Камиль и Беатриса обменялись украдкой взглядом, который Калист перехватил; этого взгляда было достаточно, чтобы изгладить все воспоминания детства, всю его веру в Кергаруэт-Пен-Холь и навсегда разрушить планы, воздвигнутые обеими семьями.

– Мы прекрасно можем поместиться впятером в экипаже, – отвечала мадемуазель де Туш, в которой Жакелина обернулась спиной. – Даже если бы мы были ужасно стеснены, что совершенно невозможно, в виду тонкости вашего сложения, я все-таки была бы вознаграждена удовольствием оказать услугу друзьям Калиста. Ваша горничная, сударыня, найдет себе место, а ваш багаж, если он имеется, можно прикрепить за коляской – я не привезла с собой лакеев.

Виконтесса рассыпалась в любезностях и стала бранить свою сестру Жакелину, что та так скоро захотела видеть у себя племянницу, что не позволила ей ехать на лошадях; правда, что почтовая дорога не только очень длинна, но и дорога; ей скоро придется возвращаться в Нант, где она оставила еще трех кошечек, ожидающих ее с нетерпением, – сказала она, ласково гладя шею дочери. Шарлотта, подняв глаза на мать, имела в эту минуту немножко вид жертвы, можно было заподозрить, что виконтесса ужасно надоела своим четырем дочерям и так же часто заводила о них речь, как капрал Трим о своем колпаке в «Тристраме Шенди».

– Вы счастливая мать и вы должны… – начала Камиль и тотчас остановилась, вспомнив, что маркиза должна была разлучиться с сыном, чтобы последовать за Конти.

– О! – продолжала виконтесса, – если я имею несчастье жить всю мою жизнь в деревне и в Нанте, зато мое утешение в том, что меня боготворят мои дети. У вас есть дети? – спросила она у Камиль.
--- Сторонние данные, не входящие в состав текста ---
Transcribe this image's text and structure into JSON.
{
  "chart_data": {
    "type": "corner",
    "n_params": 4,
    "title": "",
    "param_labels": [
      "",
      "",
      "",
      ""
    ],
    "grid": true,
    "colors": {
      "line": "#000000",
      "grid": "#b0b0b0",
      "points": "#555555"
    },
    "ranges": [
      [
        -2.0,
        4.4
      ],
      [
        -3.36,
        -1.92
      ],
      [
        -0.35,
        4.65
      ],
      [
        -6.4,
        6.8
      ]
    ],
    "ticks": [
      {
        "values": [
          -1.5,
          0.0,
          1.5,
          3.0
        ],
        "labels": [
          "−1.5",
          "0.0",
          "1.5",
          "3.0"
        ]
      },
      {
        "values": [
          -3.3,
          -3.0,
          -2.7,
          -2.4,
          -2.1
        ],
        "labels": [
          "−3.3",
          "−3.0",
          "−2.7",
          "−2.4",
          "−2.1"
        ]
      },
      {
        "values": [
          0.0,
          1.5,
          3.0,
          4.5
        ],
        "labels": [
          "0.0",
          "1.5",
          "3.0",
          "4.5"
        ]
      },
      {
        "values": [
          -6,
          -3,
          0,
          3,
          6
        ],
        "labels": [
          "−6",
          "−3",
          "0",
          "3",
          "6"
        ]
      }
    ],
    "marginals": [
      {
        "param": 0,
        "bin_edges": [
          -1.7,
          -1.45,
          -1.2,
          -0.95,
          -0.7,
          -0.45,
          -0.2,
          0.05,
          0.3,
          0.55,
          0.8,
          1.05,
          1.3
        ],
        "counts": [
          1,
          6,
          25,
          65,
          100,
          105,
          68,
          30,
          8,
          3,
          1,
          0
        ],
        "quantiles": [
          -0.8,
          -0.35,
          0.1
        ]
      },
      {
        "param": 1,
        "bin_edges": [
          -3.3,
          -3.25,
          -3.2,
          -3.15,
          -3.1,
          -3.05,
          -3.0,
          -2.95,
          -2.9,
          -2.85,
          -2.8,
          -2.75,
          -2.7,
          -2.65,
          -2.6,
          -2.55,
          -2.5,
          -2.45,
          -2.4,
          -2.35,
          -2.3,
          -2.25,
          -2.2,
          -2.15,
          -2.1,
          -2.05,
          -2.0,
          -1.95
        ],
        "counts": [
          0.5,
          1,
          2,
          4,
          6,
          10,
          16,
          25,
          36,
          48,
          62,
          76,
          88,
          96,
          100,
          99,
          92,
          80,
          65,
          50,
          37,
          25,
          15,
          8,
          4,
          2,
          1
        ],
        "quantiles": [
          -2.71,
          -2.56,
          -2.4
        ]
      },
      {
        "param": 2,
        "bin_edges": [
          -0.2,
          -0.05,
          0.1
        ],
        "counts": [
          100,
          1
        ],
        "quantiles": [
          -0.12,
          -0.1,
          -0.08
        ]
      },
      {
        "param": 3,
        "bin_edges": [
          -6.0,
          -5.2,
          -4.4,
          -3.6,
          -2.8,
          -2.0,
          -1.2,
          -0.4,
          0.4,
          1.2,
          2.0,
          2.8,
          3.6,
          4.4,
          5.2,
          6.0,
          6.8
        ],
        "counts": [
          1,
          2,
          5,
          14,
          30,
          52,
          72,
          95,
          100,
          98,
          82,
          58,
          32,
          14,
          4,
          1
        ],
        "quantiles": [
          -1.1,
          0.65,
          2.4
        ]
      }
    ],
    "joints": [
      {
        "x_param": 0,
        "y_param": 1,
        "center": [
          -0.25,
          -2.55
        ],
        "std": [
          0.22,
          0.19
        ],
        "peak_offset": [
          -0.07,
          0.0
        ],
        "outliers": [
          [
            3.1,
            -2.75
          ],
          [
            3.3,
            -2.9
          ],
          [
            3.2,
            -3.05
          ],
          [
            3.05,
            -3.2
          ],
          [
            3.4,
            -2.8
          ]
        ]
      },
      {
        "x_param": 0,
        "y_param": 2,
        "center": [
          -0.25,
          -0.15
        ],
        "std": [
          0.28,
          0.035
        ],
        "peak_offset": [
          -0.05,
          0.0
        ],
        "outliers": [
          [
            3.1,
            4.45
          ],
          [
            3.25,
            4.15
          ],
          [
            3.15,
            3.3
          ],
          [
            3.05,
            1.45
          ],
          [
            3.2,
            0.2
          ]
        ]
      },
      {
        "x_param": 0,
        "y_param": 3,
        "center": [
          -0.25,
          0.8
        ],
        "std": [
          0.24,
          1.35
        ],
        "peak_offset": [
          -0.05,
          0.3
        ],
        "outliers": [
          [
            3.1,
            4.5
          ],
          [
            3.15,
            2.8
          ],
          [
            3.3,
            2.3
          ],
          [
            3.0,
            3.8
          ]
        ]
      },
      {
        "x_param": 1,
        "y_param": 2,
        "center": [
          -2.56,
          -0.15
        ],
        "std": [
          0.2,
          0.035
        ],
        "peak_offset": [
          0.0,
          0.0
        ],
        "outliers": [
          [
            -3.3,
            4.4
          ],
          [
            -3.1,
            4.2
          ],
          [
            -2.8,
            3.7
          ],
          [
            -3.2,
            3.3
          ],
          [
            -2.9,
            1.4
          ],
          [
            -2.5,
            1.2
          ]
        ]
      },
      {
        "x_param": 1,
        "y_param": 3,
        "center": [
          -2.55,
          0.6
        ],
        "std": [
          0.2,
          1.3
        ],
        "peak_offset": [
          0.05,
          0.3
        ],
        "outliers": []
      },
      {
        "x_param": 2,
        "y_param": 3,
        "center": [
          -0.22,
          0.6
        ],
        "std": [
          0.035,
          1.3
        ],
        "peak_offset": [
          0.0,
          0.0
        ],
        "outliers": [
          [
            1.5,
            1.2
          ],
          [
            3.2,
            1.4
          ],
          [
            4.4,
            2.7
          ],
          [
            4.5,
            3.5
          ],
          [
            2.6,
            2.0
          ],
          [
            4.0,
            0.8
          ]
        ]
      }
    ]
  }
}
– Моя фамилия мадемуазель де Туш, – отвечала Камиль. – Эта дама – маркиза де Рошефильд.

– Так надо вас пожалеть, что вы не знаете величайшего счастья, которое есть у нас, простых женщин, не правда ли, сударыня? – сказала виконтесса маркизе, желая исправить свой промах. – Но для вас есть столько утешений!
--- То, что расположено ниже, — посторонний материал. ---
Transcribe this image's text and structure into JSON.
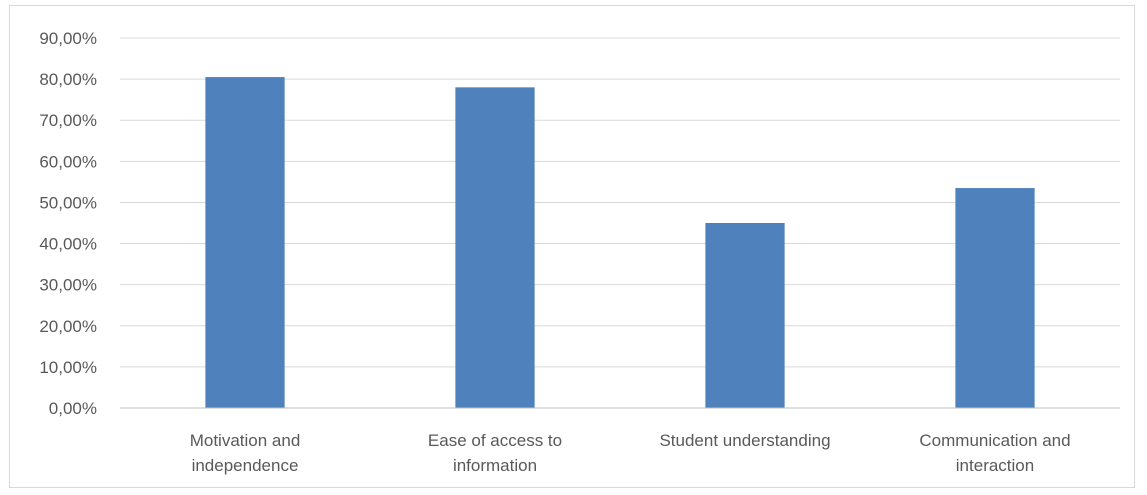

Она увидала слезу на глазах Беатрисы, которая, быстро повернувшись, отошла к грубо сделанным перилам у скалы. Калист последовал за ней.
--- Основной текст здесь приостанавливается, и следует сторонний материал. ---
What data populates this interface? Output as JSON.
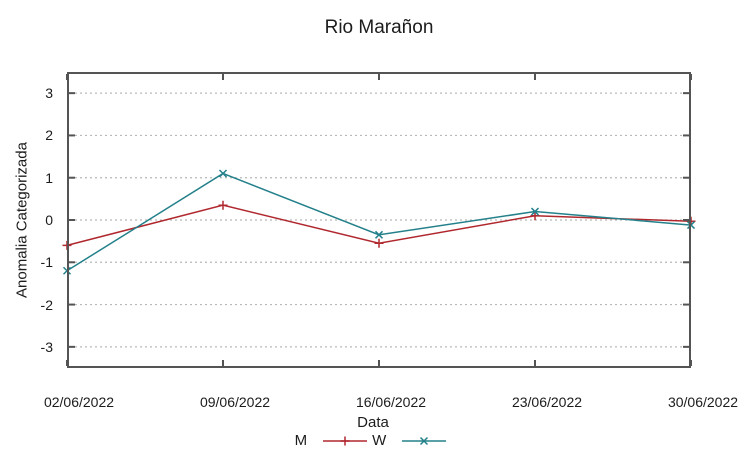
{
  "chart_data": {
    "type": "line",
    "title": "Rio Marañon",
    "xlabel": "Data",
    "ylabel": "Anomalia Categorizada",
    "categories": [
      "02/06/2022",
      "09/06/2022",
      "16/06/2022",
      "23/06/2022",
      "30/06/2022"
    ],
    "series": [
      {
        "name": "M",
        "color": "#b0282e",
        "marker": "plus",
        "values": [
          -0.6,
          0.35,
          -0.55,
          0.1,
          -0.03
        ]
      },
      {
        "name": "W",
        "color": "#24808a",
        "marker": "cross",
        "values": [
          -1.2,
          1.1,
          -0.35,
          0.2,
          -0.12
        ]
      }
    ],
    "ylim": [
      -3.5,
      3.5
    ],
    "yticks": [
      3,
      2,
      1,
      0,
      -1,
      -2,
      -3
    ],
    "grid": "horizontal-dotted",
    "legend_position": "bottom-center",
    "colors": {
      "border": "#545454",
      "gridline": "#b8b8b8",
      "text": "#1c1c1c"
    }
  }
}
– Сударыня, – сказала Камиль на ухо виконтессе, – разве вы не знаете, что маркиза разошлась с мужем, что она уже два года не видела своего сына и не знает, когда увидит его?

 

– А! – сказала г-жа де Кергаруэт, – бедная дама! Судебным порядком?

– Нет, по собственному желанию, – сказала Камиль.

– Ну, я понимаю это, – храбро заметила виконтесса.

Старая Пен-Холь, в отчаянии, что попала в неприятельский лагерь, отстала шага на четыре со своей милой Шарлоттой. Калист, осмотревшись, не видит ли их кто, схватил руку маркизы и поцеловал ее, оставив на ней слезу. Беатриса обернулась: гнев осушил ее глаза, она собиралась сказать что-нибудь очень резкое и ничего не могла вымолвить, увидав ответ на свои слезы в слезах этого красивого ангельского лица, он, казалось, был взволнован не менее ее.

– Бог мой, Калист, – сказала ему на ухо Камиль, когда он вернулся с г-жей де Рошефильд, – вот эта будет вашей тещей, а эта маленькая дурочка – вашей женой!

– Потому что ее тетка богата, – иронически отвечал Калист.

Все общество направилось к постоялому двору; виконтесса сочла своей обязанностью сделать Камиль несколько сатирических замечаний относительно дикарей С.-Назера.

– Я люблю Бретань, сударыня, – серьезно отвечала Фелиситэ, – я родилась в Геранде.

Калист невольно восхищался мадемуазель де Туш, которая звуком своего голоса, спокойствием во взгляде и в манерах точно хотела успокоить его после ужасных признаний ночной сцены. Она, тем не менее, казалась немного утомленной: черты лица, точно отяжелевшие, говорили о бессонной ночи, но бесстрастное, безжалостно спокойное чело не давало внутренней буре прорваться наружу.

– Настоящие королевы! – сказал он Шарлотте, указывая на маркизу и Камиль и предлагая ей руку, к большому удовольствию мадемуазель де Пен-Холь.

– Что за фантазия у твоей матери, – сказала старая девица, также ведя свою племянницу под руку, – заводить знакомство с этой отчаянной?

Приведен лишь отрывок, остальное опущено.